FWIW when I look up an MSD distributor for the 4.2 the only one listed is part no 8516 which is designed to be used with a complete MSD ignition and blaster coil 8228.
The MSD coil compatibility list doesn't list the 8228 coil but notes that "A ballast resistor is not necessary with any MSD Series Ignition but can be left in-line if originally equipped." This suggests that the MSD uses a current limiting switch and that failing ignitions are not likely to be caused by a missing ballast resistor.
If an actual diagnosis is requested I think more complete information is required.
Edit: Wanted to say I agree fully with this:
|05-29-2019 09:25 PM|
Originally Posted by Que89YJ View Post
|05-29-2019 07:52 PM|
Actually if the ballast resistor is still installed going to the MSD it would source voltage too low causing high current and burn the coil out.
Sent from my SM-G955U using Tapatalk
|05-29-2019 11:10 AM|
|1project2many||Coil for use with ballast resistor is different from coil for use without. Most electronic ignitions limit current so resistor not necessary but that's not a definite rule. We usually check the resistance of coil with ohmmeter to tell.
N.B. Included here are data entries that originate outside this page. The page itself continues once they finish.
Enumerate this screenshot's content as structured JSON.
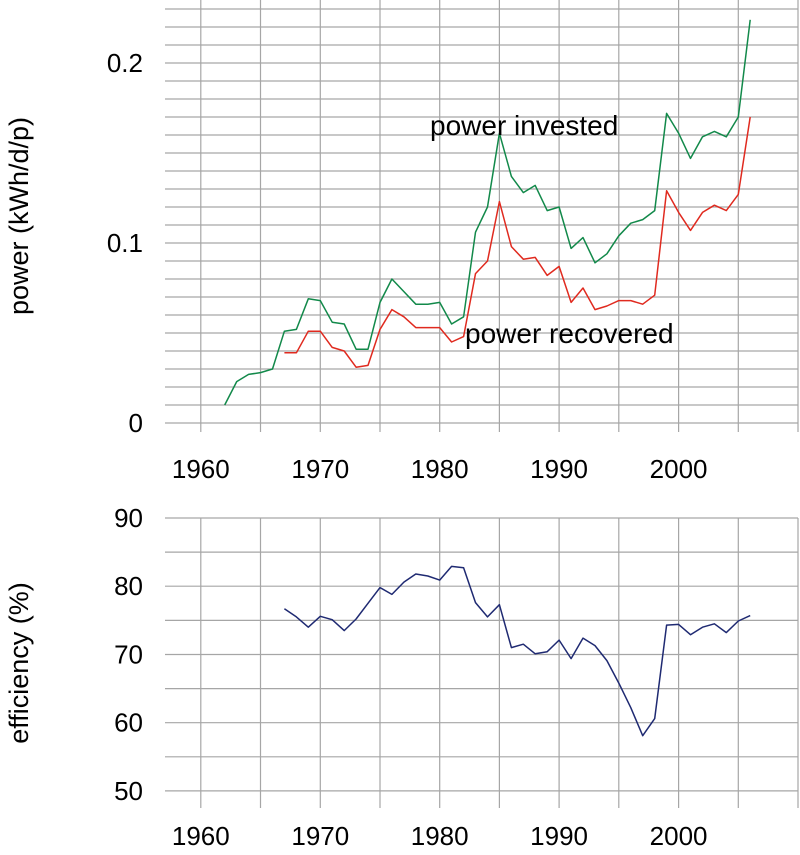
{
  "chart_data": [
    {
      "type": "line",
      "xlabel": "",
      "ylabel": "power (kWh/d/p)",
      "xlim": [
        1957,
        2010
      ],
      "ylim": [
        -0.005,
        0.235
      ],
      "grid": true,
      "xticks": [
        1960,
        1970,
        1980,
        1990,
        2000
      ],
      "yticks": [
        0,
        0.1,
        0.2
      ],
      "xtick_labels": [
        "1960",
        "1970",
        "1980",
        "1990",
        "2000"
      ],
      "ytick_labels": [
        "0",
        "0.1",
        "0.2"
      ],
      "annotations": [
        "power invested",
        "power recovered"
      ],
      "series": [
        {
          "name": "power invested",
          "color": "#12894a",
          "x": [
            1962,
            1963,
            1964,
            1965,
            1966,
            1967,
            1968,
            1969,
            1970,
            1971,
            1972,
            1973,
            1974,
            1975,
            1976,
            1977,
            1978,
            1979,
            1980,
            1981,
            1982,
            1983,
            1984,
            1985,
            1986,
            1987,
            1988,
            1989,
            1990,
            1991,
            1992,
            1993,
            1994,
            1995,
            1996,
            1997,
            1998,
            1999,
            2000,
            2001,
            2002,
            2003,
            2004,
            2005,
            2006
          ],
          "y": [
            0.01,
            0.023,
            0.027,
            0.028,
            0.03,
            0.051,
            0.052,
            0.069,
            0.068,
            0.056,
            0.055,
            0.041,
            0.041,
            0.067,
            0.08,
            0.073,
            0.066,
            0.066,
            0.067,
            0.055,
            0.059,
            0.106,
            0.12,
            0.161,
            0.137,
            0.128,
            0.132,
            0.118,
            0.12,
            0.097,
            0.103,
            0.089,
            0.094,
            0.104,
            0.111,
            0.113,
            0.118,
            0.172,
            0.161,
            0.147,
            0.159,
            0.162,
            0.159,
            0.17,
            0.224
          ]
        },
        {
          "name": "power recovered",
          "color": "#e02a1f",
          "x": [
            1967,
            1968,
            1969,
            1970,
            1971,
            1972,
            1973,
            1974,
            1975,
            1976,
            1977,
            1978,
            1979,
            1980,
            1981,
            1982,
            1983,
            1984,
            1985,
            1986,
            1987,
            1988,
            1989,
            1990,
            1991,
            1992,
            1993,
            1994,
            1995,
            1996,
            1997,
            1998,
            1999,
            2000,
            2001,
            2002,
            2003,
            2004,
            2005,
            2006
          ],
          "y": [
            0.039,
            0.039,
            0.051,
            0.051,
            0.042,
            0.04,
            0.031,
            0.032,
            0.052,
            0.063,
            0.059,
            0.053,
            0.053,
            0.053,
            0.045,
            0.048,
            0.083,
            0.09,
            0.123,
            0.098,
            0.091,
            0.092,
            0.082,
            0.087,
            0.067,
            0.075,
            0.063,
            0.065,
            0.068,
            0.068,
            0.066,
            0.071,
            0.129,
            0.117,
            0.107,
            0.117,
            0.121,
            0.118,
            0.127,
            0.17
          ]
        }
      ]
    },
    {
      "type": "line",
      "xlabel": "",
      "ylabel": "efficiency (%)",
      "xlim": [
        1957,
        2010
      ],
      "ylim": [
        47.5,
        90
      ],
      "grid": true,
      "xticks": [
        1960,
        1970,
        1980,
        1990,
        2000
      ],
      "yticks": [
        50,
        60,
        70,
        80,
        90
      ],
      "xtick_labels": [
        "1960",
        "1970",
        "1980",
        "1990",
        "2000"
      ],
      "ytick_labels": [
        "50",
        "60",
        "70",
        "80",
        "90"
      ],
      "series": [
        {
          "color": "#1f2a72",
          "x": [
            1967,
            1968,
            1969,
            1970,
            1971,
            1972,
            1973,
            1974,
            1975,
            1976,
            1977,
            1978,
            1979,
            1980,
            1981,
            1982,
            1983,
            1984,
            1985,
            1986,
            1987,
            1988,
            1989,
            1990,
            1991,
            1992,
            1993,
            1994,
            1995,
            1996,
            1997,
            1998,
            1999,
            2000,
            2001,
            2002,
            2003,
            2004,
            2005,
            2006
          ],
          "y": [
            76.7,
            75.5,
            74.0,
            75.6,
            75.1,
            73.5,
            75.2,
            77.5,
            79.8,
            78.8,
            80.6,
            81.8,
            81.5,
            80.9,
            82.9,
            82.7,
            77.6,
            75.5,
            77.3,
            71.0,
            71.5,
            70.1,
            70.4,
            72.1,
            69.4,
            72.4,
            71.3,
            69.1,
            65.8,
            62.2,
            58.1,
            60.6,
            74.3,
            74.4,
            72.9,
            74.0,
            74.5,
            73.2,
            74.9,
            75.7
          ]
        }
      ]
    }
  ]
}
If you need a resistor there are many apps to get one from. 1991 XJ is probably an easy one stocked at many stores.|
|05-29-2019 11:00 AM|
You need to know whether the MSD distributor you have is supposed to have a ballast resistor, or if it is supposed to get a full 12v source. If it was designed to get the 7-9v like the original, blasting it with 12v will burn them out.
Your original distributor used the lower voltage, and the resistor was in the form of a resistor wire. Not a resistor mounted somewhere like was commonly used on other vehicles at the time. The resistor wire was just a yellow wire, same color as all the other ignition power wires that run all over the place, and it was really easy to confuse it or not realize that it was something special. The length of that wire was important. Every inch cut off of it would result in higher volts to the distributor (not a good thing). Usually you will find it was looped back and forth on itself, inside the firewall loom, so that it would be much longer than was really needed to reach the distributor. Another common mistake is to cut off all the extra wire, in an effort to make it nice and tidy, resulting in higher than designed voltage.
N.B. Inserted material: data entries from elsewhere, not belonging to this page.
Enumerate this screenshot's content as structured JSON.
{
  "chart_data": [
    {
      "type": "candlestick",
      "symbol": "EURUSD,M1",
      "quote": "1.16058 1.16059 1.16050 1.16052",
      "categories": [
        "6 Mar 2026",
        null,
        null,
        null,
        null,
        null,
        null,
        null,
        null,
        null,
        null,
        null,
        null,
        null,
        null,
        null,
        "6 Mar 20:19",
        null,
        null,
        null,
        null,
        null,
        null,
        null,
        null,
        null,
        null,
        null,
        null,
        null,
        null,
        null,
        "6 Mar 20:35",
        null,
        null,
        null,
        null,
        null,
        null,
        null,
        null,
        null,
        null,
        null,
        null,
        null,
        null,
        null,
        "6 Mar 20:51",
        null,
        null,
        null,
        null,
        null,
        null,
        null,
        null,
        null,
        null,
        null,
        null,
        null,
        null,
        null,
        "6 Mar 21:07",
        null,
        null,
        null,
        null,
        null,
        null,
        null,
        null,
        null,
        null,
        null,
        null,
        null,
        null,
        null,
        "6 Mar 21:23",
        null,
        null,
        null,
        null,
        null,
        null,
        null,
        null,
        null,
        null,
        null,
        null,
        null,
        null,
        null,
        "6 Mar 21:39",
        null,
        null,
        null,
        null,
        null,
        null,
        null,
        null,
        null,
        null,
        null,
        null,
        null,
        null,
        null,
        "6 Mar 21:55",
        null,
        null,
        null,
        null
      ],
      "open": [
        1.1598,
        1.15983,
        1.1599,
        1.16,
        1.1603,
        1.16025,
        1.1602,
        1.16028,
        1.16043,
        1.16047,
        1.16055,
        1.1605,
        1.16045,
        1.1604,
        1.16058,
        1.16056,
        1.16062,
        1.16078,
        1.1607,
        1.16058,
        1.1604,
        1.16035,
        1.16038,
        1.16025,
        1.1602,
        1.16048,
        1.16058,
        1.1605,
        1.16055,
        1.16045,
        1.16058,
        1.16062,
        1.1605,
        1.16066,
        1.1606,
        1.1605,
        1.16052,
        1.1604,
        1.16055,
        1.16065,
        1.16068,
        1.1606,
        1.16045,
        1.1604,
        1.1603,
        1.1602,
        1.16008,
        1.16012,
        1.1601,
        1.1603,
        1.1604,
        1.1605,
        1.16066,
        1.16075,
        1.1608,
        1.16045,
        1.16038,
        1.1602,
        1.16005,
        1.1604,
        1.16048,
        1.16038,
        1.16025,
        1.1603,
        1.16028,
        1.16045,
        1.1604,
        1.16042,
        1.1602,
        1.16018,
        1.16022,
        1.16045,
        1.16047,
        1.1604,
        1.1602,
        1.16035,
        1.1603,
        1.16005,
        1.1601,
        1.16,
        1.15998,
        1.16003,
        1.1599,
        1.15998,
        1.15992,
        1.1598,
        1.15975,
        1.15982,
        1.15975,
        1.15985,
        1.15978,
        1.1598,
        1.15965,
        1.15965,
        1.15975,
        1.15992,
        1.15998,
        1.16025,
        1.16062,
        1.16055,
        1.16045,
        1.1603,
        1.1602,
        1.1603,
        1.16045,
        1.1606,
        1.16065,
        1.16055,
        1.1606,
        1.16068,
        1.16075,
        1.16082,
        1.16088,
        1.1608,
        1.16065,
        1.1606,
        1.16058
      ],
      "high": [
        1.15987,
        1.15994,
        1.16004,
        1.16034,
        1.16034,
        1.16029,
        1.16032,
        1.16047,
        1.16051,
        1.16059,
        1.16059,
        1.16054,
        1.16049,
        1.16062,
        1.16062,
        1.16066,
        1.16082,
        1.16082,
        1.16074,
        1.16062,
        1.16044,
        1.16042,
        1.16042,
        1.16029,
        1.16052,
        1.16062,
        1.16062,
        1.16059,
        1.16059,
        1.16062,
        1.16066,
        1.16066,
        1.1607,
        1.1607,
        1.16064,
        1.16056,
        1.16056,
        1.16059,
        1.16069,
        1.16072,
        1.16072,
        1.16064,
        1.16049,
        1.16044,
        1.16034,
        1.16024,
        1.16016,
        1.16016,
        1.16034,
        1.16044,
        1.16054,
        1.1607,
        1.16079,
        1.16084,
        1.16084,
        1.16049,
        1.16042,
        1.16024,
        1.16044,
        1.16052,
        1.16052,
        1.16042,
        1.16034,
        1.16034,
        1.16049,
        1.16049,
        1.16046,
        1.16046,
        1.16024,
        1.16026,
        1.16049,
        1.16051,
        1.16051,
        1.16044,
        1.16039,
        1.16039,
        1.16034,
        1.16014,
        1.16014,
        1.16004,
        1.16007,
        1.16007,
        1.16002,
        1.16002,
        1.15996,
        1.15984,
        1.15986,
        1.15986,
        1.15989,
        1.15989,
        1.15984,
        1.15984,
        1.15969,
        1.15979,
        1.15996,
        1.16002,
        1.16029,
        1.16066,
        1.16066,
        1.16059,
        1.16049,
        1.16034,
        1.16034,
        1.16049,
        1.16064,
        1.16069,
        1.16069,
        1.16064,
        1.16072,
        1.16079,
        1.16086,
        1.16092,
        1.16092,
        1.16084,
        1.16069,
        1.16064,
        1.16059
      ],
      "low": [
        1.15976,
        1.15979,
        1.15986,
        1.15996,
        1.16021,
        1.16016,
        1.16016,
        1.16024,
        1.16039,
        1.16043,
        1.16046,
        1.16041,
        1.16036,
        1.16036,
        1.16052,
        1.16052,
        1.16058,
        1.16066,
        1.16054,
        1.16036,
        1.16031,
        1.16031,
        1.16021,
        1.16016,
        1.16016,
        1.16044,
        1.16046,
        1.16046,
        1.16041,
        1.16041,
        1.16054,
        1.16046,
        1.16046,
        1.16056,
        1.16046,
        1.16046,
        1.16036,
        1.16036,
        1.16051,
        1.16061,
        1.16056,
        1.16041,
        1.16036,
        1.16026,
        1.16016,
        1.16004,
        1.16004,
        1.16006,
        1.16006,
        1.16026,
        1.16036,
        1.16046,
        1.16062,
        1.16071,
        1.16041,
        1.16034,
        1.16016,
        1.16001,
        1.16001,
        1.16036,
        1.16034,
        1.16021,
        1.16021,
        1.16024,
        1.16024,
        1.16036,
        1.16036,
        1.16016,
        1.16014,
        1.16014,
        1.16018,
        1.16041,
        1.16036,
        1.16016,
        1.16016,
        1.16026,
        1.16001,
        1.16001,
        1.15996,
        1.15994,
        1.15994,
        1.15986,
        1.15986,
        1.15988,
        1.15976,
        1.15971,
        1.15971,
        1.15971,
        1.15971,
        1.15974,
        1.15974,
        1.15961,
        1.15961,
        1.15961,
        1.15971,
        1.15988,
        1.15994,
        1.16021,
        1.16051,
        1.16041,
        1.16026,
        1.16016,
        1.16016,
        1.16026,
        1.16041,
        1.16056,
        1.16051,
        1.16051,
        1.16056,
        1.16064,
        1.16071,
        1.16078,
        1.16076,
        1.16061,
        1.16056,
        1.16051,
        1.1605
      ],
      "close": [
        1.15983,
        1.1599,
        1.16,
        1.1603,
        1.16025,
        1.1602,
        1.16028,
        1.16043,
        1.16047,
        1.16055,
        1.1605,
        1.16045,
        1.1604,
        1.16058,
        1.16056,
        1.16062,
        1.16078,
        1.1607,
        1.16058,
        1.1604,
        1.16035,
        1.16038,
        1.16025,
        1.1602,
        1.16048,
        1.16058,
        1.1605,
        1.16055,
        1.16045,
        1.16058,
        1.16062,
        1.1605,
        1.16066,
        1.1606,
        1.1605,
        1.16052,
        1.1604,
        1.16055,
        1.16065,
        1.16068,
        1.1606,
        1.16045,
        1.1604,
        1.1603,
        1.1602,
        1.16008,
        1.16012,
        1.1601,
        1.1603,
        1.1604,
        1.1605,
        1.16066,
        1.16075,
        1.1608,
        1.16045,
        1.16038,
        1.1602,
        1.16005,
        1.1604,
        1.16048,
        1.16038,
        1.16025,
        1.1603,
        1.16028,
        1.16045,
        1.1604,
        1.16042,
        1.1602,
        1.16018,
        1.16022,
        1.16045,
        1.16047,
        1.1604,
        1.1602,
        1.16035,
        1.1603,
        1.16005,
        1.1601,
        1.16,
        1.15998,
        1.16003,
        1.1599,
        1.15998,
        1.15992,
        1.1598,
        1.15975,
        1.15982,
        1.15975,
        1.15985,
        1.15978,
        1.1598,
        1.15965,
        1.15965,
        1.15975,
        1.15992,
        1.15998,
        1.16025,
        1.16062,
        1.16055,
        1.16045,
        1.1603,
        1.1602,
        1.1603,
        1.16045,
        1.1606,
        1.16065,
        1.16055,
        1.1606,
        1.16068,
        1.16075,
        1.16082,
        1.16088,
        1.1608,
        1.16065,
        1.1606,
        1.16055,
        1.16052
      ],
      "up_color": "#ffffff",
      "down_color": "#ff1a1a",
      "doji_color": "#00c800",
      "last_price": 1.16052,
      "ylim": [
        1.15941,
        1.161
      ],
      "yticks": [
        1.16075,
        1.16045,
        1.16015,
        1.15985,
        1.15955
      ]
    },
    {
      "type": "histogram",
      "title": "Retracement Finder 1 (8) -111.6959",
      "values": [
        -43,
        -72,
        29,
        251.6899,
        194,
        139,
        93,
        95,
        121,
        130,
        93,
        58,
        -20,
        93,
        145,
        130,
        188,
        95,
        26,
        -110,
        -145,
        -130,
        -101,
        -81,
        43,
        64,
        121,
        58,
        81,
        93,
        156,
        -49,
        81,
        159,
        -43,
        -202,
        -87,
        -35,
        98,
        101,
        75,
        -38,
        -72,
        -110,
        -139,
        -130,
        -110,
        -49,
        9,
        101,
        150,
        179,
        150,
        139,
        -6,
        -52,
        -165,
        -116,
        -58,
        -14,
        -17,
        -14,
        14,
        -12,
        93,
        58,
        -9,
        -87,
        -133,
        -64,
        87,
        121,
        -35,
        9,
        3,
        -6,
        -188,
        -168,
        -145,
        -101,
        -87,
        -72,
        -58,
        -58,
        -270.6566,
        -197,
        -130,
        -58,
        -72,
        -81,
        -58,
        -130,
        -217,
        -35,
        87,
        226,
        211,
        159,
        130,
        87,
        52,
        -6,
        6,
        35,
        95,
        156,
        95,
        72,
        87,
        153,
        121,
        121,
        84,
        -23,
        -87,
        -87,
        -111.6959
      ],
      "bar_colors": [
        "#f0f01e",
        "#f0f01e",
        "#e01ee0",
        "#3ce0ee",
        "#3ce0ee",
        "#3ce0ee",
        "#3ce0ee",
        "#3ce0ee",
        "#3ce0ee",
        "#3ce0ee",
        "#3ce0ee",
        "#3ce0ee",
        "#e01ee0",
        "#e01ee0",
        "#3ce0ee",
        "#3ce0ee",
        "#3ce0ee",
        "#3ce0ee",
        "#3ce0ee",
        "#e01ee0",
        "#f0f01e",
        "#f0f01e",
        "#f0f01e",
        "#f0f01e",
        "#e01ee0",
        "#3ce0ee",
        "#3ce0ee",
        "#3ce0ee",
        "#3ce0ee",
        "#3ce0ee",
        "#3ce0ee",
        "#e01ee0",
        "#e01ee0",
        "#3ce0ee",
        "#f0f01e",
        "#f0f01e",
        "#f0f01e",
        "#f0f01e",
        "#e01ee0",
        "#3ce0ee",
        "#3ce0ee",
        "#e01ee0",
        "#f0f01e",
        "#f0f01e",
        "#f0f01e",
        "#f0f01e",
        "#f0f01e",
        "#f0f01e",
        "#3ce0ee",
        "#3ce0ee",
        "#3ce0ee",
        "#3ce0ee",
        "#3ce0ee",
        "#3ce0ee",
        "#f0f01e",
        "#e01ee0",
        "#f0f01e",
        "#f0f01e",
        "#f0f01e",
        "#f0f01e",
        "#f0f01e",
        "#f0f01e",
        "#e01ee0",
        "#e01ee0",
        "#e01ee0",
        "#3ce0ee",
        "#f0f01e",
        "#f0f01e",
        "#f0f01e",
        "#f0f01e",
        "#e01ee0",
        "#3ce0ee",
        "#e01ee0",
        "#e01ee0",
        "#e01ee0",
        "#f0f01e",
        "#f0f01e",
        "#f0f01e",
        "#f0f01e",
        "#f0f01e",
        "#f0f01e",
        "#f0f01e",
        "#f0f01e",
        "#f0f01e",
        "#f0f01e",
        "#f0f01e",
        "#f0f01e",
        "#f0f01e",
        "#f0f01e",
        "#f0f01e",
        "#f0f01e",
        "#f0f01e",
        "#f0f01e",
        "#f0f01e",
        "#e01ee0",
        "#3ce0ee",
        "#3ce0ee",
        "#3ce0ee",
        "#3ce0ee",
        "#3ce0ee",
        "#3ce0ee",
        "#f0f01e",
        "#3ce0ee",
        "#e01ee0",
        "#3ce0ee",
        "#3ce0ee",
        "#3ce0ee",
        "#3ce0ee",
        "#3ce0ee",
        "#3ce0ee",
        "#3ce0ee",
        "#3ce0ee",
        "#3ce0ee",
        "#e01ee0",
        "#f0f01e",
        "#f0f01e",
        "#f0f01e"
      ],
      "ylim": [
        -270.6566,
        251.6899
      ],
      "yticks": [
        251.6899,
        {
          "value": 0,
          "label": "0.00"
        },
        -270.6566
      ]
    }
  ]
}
I have no idea what your MSD needs, but I think you are right to consider it as the problem. MSD makes a ton of different stuff, even plain old replacement coils that are nothing but OEM equivalent. So time to figure out what you've got, or maybe the path of least resistance (pun) is to just replace it next time it fails with a CRT HEI distributor, which definitely needs a full 12v source.
|05-29-2019 09:29 AM|
|Siva283||Your ignition gets power from the battery. It only pulls what it needs. I think your issue is elsewhere. I however dont know your set up so I cant offer any real help. So heres a bump for you to keep it up in the list|
|05-29-2019 08:45 AM|
YJ Ignition conversion to MSD
90 YJ 4.2 bypassed computer installed MSD distributor years ago, Then last year she needed a new alternator and yep I probably picked the one with most amp out. So the charge is going to the ignition module and apparently that is what is burning ignition module since i have replace it over 6 times and it would crank and run after. So anyone know what resister to put in front of it?